Within the central committee, he was a member of the secretariat (July 1965 - November 1974), an alternate member of the executive committee (August 1969 - November 1974) and an alternate member of the political executive committee (November 1974 - November 1979). He was elected several successive legislatures of the Great National Assembly, representing Maramureș County from 1961 to 1969, Sibiu County from 1969 to 1975 and Bistrița-Năsăud County from 1975 to 1980. Within that body, he headed the defense committee from March 1969 to 1975. He received the Order of the Star of the Romanian People's Republic, third class, in 1964; and the Tudor Vladimirescu Order, second class, in 1966.

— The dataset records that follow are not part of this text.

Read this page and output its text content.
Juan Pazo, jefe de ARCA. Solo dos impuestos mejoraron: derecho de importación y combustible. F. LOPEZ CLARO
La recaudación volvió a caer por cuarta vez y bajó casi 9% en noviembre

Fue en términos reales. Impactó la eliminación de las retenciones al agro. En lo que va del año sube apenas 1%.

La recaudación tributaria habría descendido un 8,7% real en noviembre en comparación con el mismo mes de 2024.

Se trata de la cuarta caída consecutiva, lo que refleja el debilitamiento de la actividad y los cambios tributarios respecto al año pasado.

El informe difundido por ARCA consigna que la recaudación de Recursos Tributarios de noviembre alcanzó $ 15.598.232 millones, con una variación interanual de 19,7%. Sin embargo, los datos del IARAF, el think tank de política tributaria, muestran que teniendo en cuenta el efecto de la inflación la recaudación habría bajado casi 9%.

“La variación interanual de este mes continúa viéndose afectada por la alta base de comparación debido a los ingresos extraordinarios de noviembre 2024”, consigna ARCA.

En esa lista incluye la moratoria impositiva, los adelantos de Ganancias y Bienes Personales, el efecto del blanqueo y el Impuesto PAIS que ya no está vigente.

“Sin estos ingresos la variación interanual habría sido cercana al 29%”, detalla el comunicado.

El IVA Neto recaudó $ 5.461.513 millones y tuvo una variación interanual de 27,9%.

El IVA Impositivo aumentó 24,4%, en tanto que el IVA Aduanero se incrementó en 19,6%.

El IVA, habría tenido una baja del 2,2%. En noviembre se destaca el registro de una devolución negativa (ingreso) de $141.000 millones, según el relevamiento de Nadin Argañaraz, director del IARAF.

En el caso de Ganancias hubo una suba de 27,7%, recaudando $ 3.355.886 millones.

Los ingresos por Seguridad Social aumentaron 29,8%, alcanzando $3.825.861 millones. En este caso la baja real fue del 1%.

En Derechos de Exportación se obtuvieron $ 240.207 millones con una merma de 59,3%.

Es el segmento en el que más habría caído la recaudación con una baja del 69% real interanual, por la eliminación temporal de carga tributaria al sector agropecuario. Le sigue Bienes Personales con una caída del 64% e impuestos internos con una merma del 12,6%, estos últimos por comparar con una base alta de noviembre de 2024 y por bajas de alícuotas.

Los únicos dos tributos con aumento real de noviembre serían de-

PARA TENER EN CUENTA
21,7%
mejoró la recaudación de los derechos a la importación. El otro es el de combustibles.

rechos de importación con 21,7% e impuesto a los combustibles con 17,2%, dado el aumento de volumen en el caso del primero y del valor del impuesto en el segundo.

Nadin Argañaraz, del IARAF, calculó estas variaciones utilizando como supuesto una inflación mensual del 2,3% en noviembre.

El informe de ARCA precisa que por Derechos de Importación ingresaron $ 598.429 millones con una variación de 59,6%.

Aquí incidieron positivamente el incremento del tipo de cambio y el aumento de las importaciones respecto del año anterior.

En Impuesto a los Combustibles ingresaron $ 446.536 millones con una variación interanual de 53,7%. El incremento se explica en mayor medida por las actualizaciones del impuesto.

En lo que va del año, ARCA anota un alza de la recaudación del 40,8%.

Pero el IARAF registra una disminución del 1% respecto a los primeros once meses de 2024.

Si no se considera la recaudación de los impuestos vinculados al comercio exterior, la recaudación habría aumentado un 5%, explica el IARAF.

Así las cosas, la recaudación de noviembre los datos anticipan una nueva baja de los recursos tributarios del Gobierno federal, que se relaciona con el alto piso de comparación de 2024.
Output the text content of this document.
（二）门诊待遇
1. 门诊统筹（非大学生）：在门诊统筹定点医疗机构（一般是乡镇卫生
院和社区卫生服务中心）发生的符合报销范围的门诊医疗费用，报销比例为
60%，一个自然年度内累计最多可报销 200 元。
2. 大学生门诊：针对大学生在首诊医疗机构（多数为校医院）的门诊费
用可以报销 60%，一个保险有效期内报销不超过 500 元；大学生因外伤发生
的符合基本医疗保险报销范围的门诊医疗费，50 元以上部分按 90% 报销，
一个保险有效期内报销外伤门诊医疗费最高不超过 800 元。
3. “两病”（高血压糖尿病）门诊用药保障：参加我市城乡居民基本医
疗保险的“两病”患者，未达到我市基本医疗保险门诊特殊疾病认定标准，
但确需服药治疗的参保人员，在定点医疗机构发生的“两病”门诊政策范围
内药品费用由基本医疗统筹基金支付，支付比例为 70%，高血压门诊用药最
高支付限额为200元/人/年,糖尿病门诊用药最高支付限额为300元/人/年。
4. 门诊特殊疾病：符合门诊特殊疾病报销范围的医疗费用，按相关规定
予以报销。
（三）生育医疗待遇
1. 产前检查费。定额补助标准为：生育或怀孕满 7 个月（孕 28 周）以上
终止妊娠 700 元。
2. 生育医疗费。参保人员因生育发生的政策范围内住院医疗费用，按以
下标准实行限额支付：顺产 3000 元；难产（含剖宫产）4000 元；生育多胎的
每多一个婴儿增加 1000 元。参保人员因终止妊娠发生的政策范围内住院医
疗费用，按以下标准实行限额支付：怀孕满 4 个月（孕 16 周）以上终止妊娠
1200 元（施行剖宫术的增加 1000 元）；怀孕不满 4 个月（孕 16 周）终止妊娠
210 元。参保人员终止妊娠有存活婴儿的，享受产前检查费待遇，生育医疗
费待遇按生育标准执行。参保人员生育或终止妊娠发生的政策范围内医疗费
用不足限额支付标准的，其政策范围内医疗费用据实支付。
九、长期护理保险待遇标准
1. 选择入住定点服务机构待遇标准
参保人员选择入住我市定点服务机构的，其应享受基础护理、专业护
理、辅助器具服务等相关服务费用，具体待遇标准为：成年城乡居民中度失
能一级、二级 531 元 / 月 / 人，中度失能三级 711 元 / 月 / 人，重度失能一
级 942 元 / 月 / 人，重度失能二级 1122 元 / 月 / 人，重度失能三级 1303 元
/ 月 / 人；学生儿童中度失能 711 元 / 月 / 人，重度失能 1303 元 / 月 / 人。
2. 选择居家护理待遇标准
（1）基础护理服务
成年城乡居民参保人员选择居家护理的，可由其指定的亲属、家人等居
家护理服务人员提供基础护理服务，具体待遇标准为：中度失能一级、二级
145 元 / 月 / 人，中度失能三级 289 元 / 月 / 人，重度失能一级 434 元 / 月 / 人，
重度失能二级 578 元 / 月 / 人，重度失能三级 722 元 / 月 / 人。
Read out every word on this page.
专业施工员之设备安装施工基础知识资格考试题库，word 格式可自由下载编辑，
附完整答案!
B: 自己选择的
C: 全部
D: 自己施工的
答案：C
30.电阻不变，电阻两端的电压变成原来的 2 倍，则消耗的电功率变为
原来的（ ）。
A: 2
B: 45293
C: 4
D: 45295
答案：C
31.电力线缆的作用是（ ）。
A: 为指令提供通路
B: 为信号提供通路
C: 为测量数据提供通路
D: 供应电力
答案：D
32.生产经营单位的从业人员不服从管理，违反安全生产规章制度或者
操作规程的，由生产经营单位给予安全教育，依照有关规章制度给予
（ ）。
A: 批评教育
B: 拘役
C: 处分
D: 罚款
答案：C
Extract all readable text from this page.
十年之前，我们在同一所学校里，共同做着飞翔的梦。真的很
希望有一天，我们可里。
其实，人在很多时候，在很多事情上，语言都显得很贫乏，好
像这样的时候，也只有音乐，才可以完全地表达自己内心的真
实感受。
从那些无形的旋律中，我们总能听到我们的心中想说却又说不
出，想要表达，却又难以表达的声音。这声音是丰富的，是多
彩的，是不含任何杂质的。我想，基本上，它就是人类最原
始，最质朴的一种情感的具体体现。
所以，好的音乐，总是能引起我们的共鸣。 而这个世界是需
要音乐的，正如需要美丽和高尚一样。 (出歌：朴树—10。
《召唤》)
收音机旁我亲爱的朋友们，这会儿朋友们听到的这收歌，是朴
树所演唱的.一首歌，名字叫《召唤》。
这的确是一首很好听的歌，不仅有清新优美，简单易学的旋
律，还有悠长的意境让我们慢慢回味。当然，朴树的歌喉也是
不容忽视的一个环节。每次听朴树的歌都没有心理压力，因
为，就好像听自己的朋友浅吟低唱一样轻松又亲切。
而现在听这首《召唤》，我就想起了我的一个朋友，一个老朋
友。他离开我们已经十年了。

His daughter Amalia, nicknamed Maia, died in the 1970s as the result of an abortion. According to Vladimir Tismăneanu, this took place at Bucharest's Elias Hospital, where relatives of the party elite could obtain the procedure in spite of its being banned. However, the son of Paul Niculescu-Mizil, Serghei, has stated that the devotion of Maia's father to Ceaușescu prevented her from accessing Elias, and that her death resulted from a clandestine abortion. When the ban was imposed in 1966 and Alexandru Bârlădeanu voiced his opposition, Patilineț had promptly accused him of having a mistress. Years later, Bârlădeanu described Maia's death as divine punishment for Patilineț' slavish devotion to Ceaușescu, including on the abortion issue. This sentiment reportedly began turning to hatred following the loss of his daughter. According to Pacepa, the event also played a role in his demotion to the minor position of Forestry Minister. Patilineț was in Cairo at the time of the abortion, and Nicolae and Elena Ceaușescu, enraged that a close aide would break a cherished law of theirs, ordered Pacepa to send a special airplane to bring him home. They immediately summoned and verbally abused him, with Elena being especially harsh. The grief-stricken Patilineț responded furiously, and was demoted after the funeral.